Wealth Administration as We Age
After decades of advising families on tax and estate planning, I have come to the conclusion that the year of attaining age 80 is often the most appropriate time to make a dramatic shift in how families are currently handling and communicating about their personal, financial, tax and legal affairs.
Most people keep some level of privacy or secrecy between themselves and their loved ones about their personal affairs and try to be as independent as possible.
By age 80, most people still have the energy and capacity to handle their own affairs. However, with each passing year thereafter, estate planning and financial changes and updates may be challenged or challenging, and stamina, vision, capacity, energy, health, and memory fade. The best time to organize your affairs is when you still can, and certain planning and actions take time to implement.
If you have a poor family health history, if you will need Medicaid, or if you are high net worth, or if you will need life insurance to cover post-death cash needs, then consider instead the year of age 75 or earlier as your time to act!

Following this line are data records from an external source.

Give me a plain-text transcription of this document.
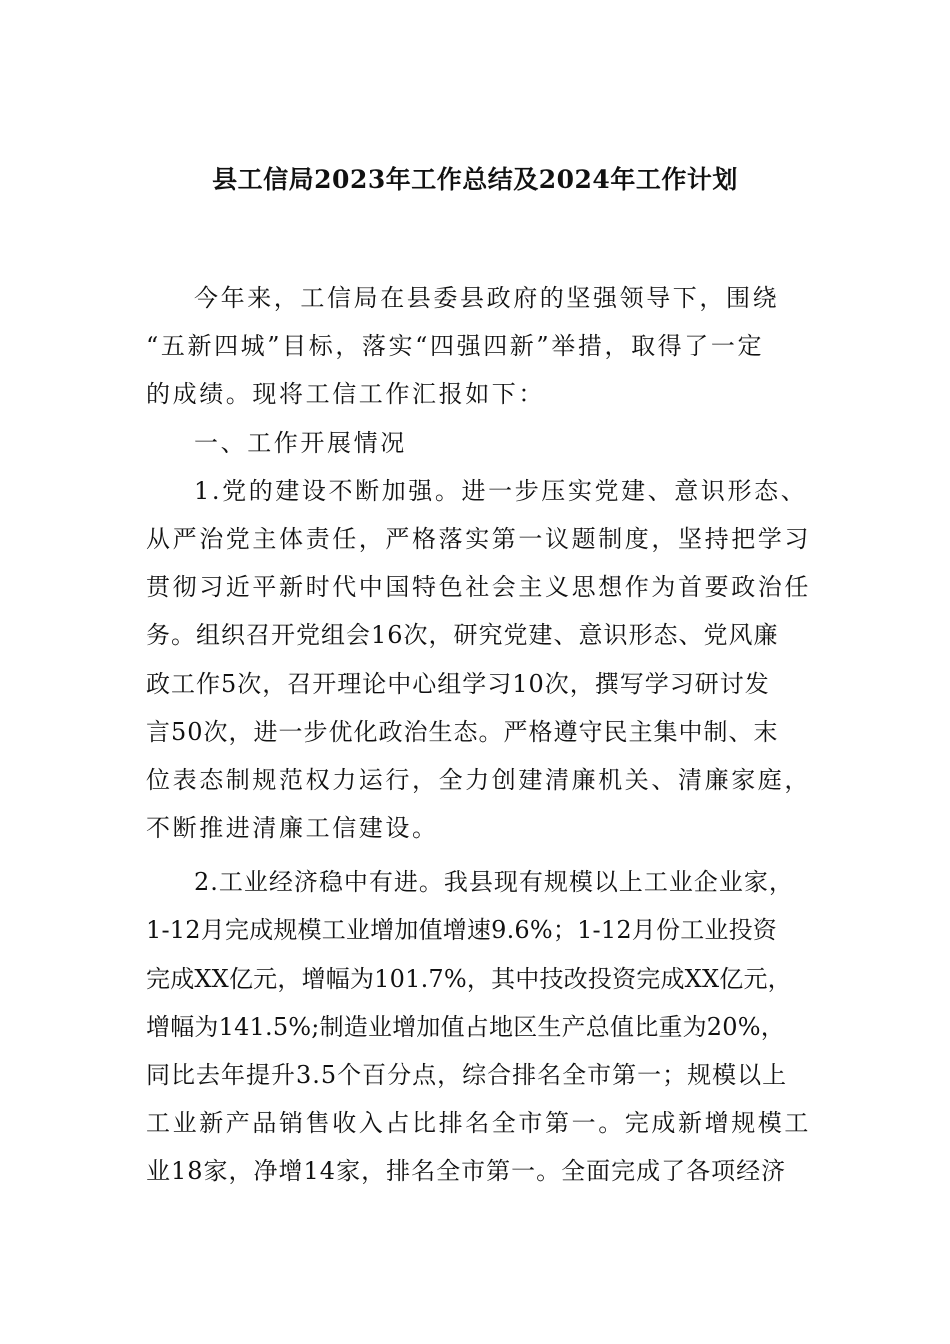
县工信局2023年工作总结及2024年工作计划
今年来，工信局在县委县政府的坚强领导下，围绕
“五新四城”目标，落实“四强四新”举措，取得了一定
的成绩。现将工信工作汇报如下：
一、工作开展情况
1.党的建设不断加强。进一步压实党建、意识形态、
从严治党主体责任，严格落实第一议题制度，坚持把学习
贯彻习近平新时代中国特色社会主义思想作为首要政治任
务。组织召开党组会16次，研究党建、意识形态、党风廉
政工作5次，召开理论中心组学习10次，撰写学习研讨发
言50次，进一步优化政治生态。严格遵守民主集中制、末
位表态制规范权力运行，全力创建清廉机关、清廉家庭，
不断推进清廉工信建设。
2.工业经济稳中有进。我县现有规模以上工业企业家，
1-12月完成规模工业增加值增速9.6%；1-12月份工业投资
完成XX亿元，增幅为101.7%，其中技改投资完成XX亿元，
增幅为141.5%;制造业增加值占地区生产总值比重为20%，
同比去年提升3.5个百分点，综合排名全市第一；规模以上
工业新产品销售收入占比排名全市第一。完成新增规模工
业18家，净增14家，排名全市第一。全面完成了各项经济
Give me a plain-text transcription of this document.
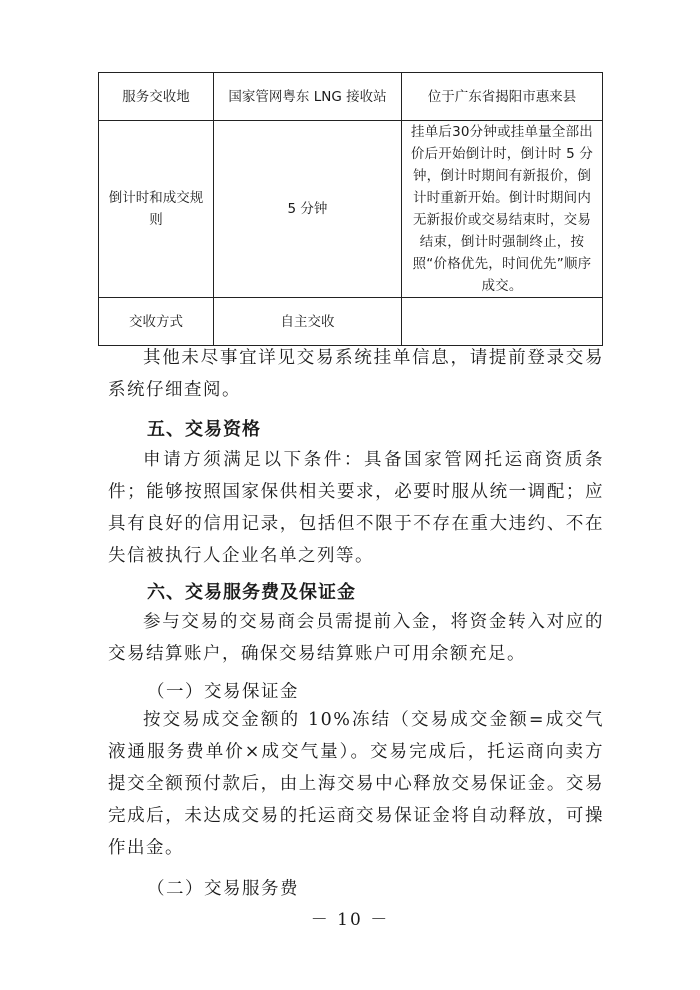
服务交收地	国家管网粤东 LNG 接收站	位于广东省揭阳市惠来县
倒计时和成交规则	5 分钟	挂单后30分钟或挂单量全部出价后开始倒计时，倒计时 5 分钟，倒计时期间有新报价，倒计时重新开始。倒计时期间内无新报价或交易结束时，交易结束，倒计时强制终止，按照“价格优先，时间优先”顺序成交。
交收方式	自主交收	
其他未尽事宜详见交易系统挂单信息，请提前登录交易系统仔细查阅。
五、交易资格
申请方须满足以下条件：具备国家管网托运商资质条件；能够按照国家保供相关要求，必要时服从统一调配；应具有良好的信用记录，包括但不限于不存在重大违约、不在失信被执行人企业名单之列等。
六、交易服务费及保证金
参与交易的交易商会员需提前入金，将资金转入对应的交易结算账户，确保交易结算账户可用余额充足。
（一）交易保证金
按交易成交金额的 10%冻结（交易成交金额=成交气液通服务费单价×成交气量）。交易完成后，托运商向卖方提交全额预付款后，由上海交易中心释放交易保证金。交易完成后，未达成交易的托运商交易保证金将自动释放，可操作出金。
（二）交易服务费
－ 10 －
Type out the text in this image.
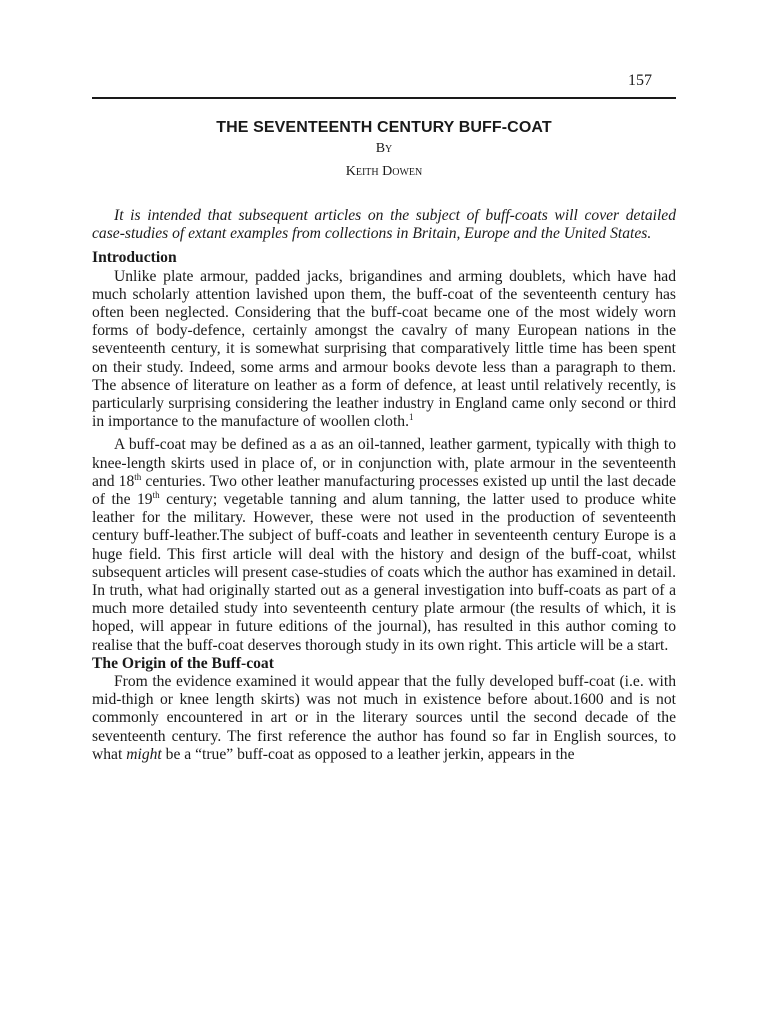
157
THE SEVENTEENTH CENTURY BUFF-COAT
By
Keith Dowen

It is intended that subsequent articles on the subject of buff-coats will cover detailed case-studies of extant examples from collections in Britain, Europe and the United States.

Introduction

Unlike plate armour, padded jacks, brigandines and arming doublets, which have had much scholarly attention lavished upon them, the buff-coat of the seventeenth century has often been neglected. Considering that the buff-coat became one of the most widely worn forms of body-defence, certainly amongst the cavalry of many European nations in the seventeenth century, it is somewhat surprising that comparatively little time has been spent on their study. Indeed, some arms and armour books devote less than a paragraph to them. The absence of literature on leather as a form of defence, at least until relatively recently, is particularly surprising considering the leather industry in England came only second or third in importance to the manufacture of woollen cloth.$^1$

A buff-coat may be defined as a as an oil-tanned, leather garment, typically with thigh to knee-length skirts used in place of, or in conjunction with, plate armour in the seventeenth and 18th centuries. Two other leather manufacturing processes existed up until the last decade of the 19th century; vegetable tanning and alum tanning, the latter used to produce white leather for the military. However, these were not used in the production of seventeenth century buff-leather.The subject of buff-coats and leather in seventeenth century Europe is a huge field. This first article will deal with the history and design of the buff-coat, whilst subsequent articles will present case-studies of coats which the author has examined in detail. In truth, what had originally started out as a general investigation into buff-coats as part of a much more detailed study into seventeenth century plate armour (the results of which, it is hoped, will appear in future editions of the journal), has resulted in this author coming to realise that the buff-coat deserves thorough study in its own right. This article will be a start.

The Origin of the Buff-coat

From the evidence examined it would appear that the fully developed buff-coat (i.e. with mid-thigh or knee length skirts) was not much in existence before about.1600 and is not commonly encountered in art or in the literary sources until the second decade of the seventeenth century. The first reference the author has found so far in English sources, to what might be a “true” buff-coat as opposed to a leather jerkin, appears in the
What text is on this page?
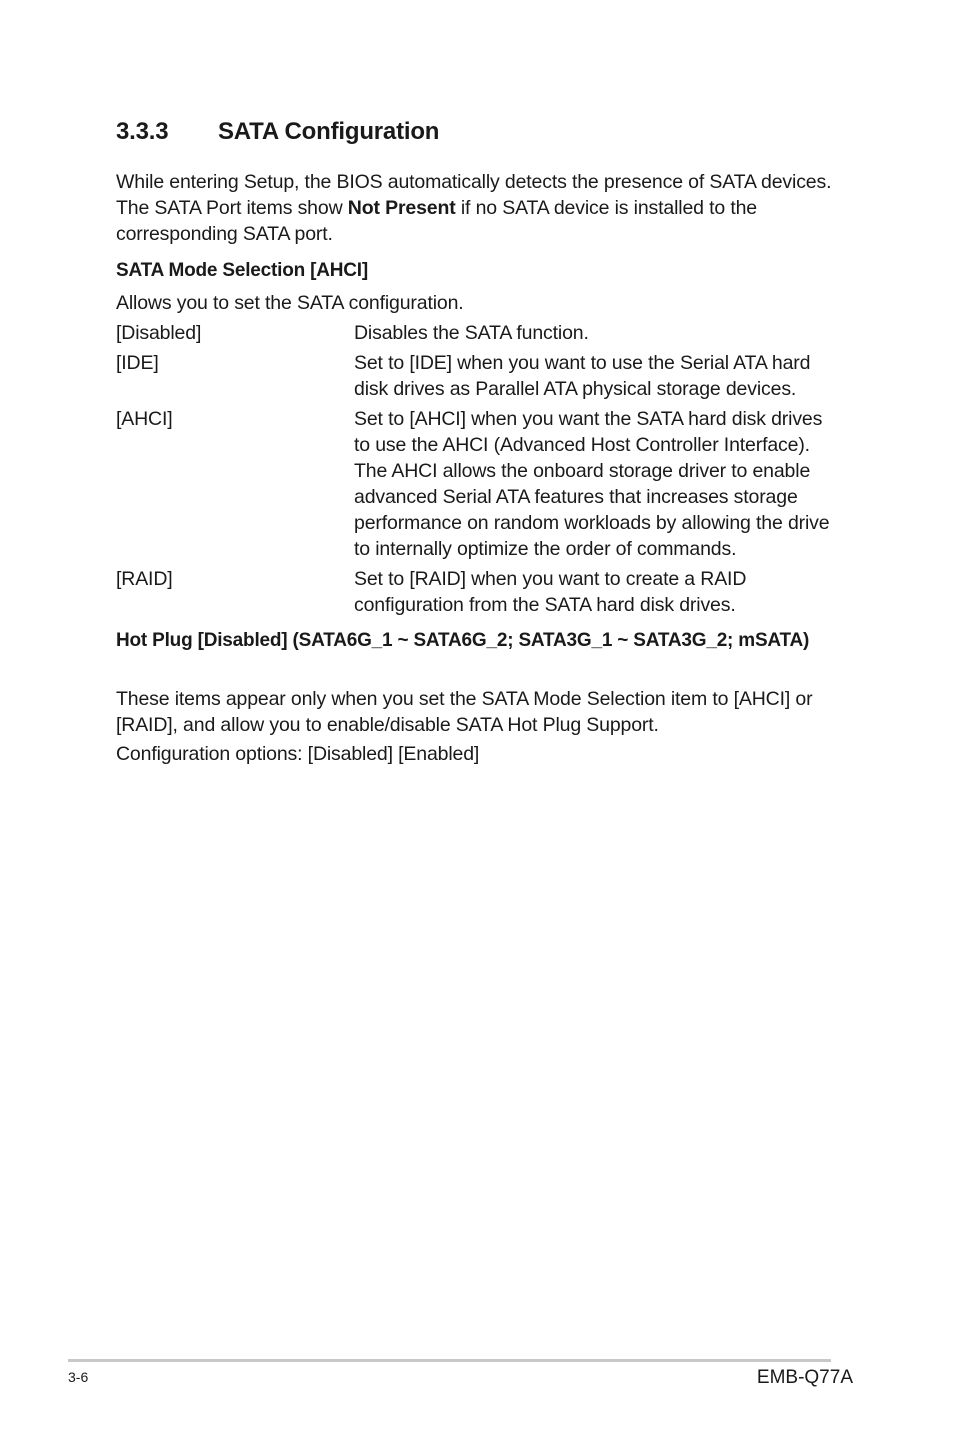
3.3.3 SATA Configuration
While entering Setup, the BIOS automatically detects the presence of SATA devices. The SATA Port items show Not Present if no SATA device is installed to the corresponding SATA port.
SATA Mode Selection [AHCI]
Allows you to set the SATA configuration.
[Disabled]	Disables the SATA function.
[IDE]	Set to [IDE] when you want to use the Serial ATA hard disk drives as Parallel ATA physical storage devices.
[AHCI]	Set to [AHCI] when you want the SATA hard disk drives to use the AHCI (Advanced Host Controller Interface). The AHCI allows the onboard storage driver to enable advanced Serial ATA features that increases storage performance on random workloads by allowing the drive to internally optimize the order of commands.
[RAID]	Set to [RAID] when you want to create a RAID configuration from the SATA hard disk drives.
Hot Plug [Disabled] (SATA6G_1 ~ SATA6G_2; SATA3G_1 ~ SATA3G_2; mSATA)
These items appear only when you set the SATA Mode Selection item to [AHCI] or [RAID], and allow you to enable/disable SATA Hot Plug Support.
Configuration options: [Disabled] [Enabled]
3-6	EMB-Q77A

Take this year of age 80 to do comprehensive planning, simply your life, start communicating better, stop DIYing important professional tasks, and embrace a gradual shift in how personal, legal, tax, investment, business, and financial affairs are being conducted.
Consider doing one important task each month of the year of age 80, or any time you wish you had more family support, making these milestones more achievable:
1. Let loved ones and professional advisors in on where all your important tax, business, real estate, cash, savings bonds, investment, and estate planning documents are located and create a digital portal or platform for copies of important documents to be shared with advisors and fiduciaries;
2. Gather documentation on all your assets and liabilities, including account numbers, ownership and titling, beneficiary designations, advisor or agent contact information, and values. Update asset tiling and beneficiary designations as needed;
3. Share the location of all passwords with a trusted loved one or advisor;
4. Revisit all fiduciary roles (share documents, communicate the roles, and consider alternates);
5. Update all estate planning documents using an attorney, including undertaking business succession, Medicaid and wealth transfer planning, as applicable. Flowchart or summarize the key aspects of your estate plan to ensure it aligns with your wishes;
6. Hand off all legal, tax, bookkeeping, and investment tasks to a professional, giving specific guidance as to your goals and desires;
7. Simplify your financial affairs, consolidating bank accounts and investments under fewer financial institutions and advisors;
8. Do a whole house clean-out, donating unwanted items, and create a memorandum disposing of your personal possessions at death (if mentioned in your estate planning documents);
9. Convey information and tracking on required retirement distributions to successor beneficiaries;
10. Start having quarterly meetings or conversations with professional advisors and loved ones regarding your legal, tax, financial, business, and investment affairs;
11. Engage in cashflow and asset allocation planning with a financial advisor to project future net worth, living costs and income. Look into costs and options for future living arrangements; and,
12. Create list of all medications and communicate with loved ones about your healthcare providers, medications, and end of life guidance (including cremation/burial/funeral and whether you desire to receive life saving procedures).
If you are a family member, friend or advisor of someone closing in on age 80, it’s important to help! Share this list and initiate a meeting to get the process started!
For those of you approaching age 80, it’s important to ask for help! Getting organized, getting professional advice, and getting into the habit of regularly communicating with loved ones, while you still can and have time to plan, will go long way toward avoiding chaos and confusion as you age.
Keeping trusted advisors and loved ones in the dark about your financial affairs, failing to use professional advisors, failing to update your important legal and investment documents, and failing to relinquish important tasks are the primary causes of errors, confusion, missed deadlines, waste, and distress.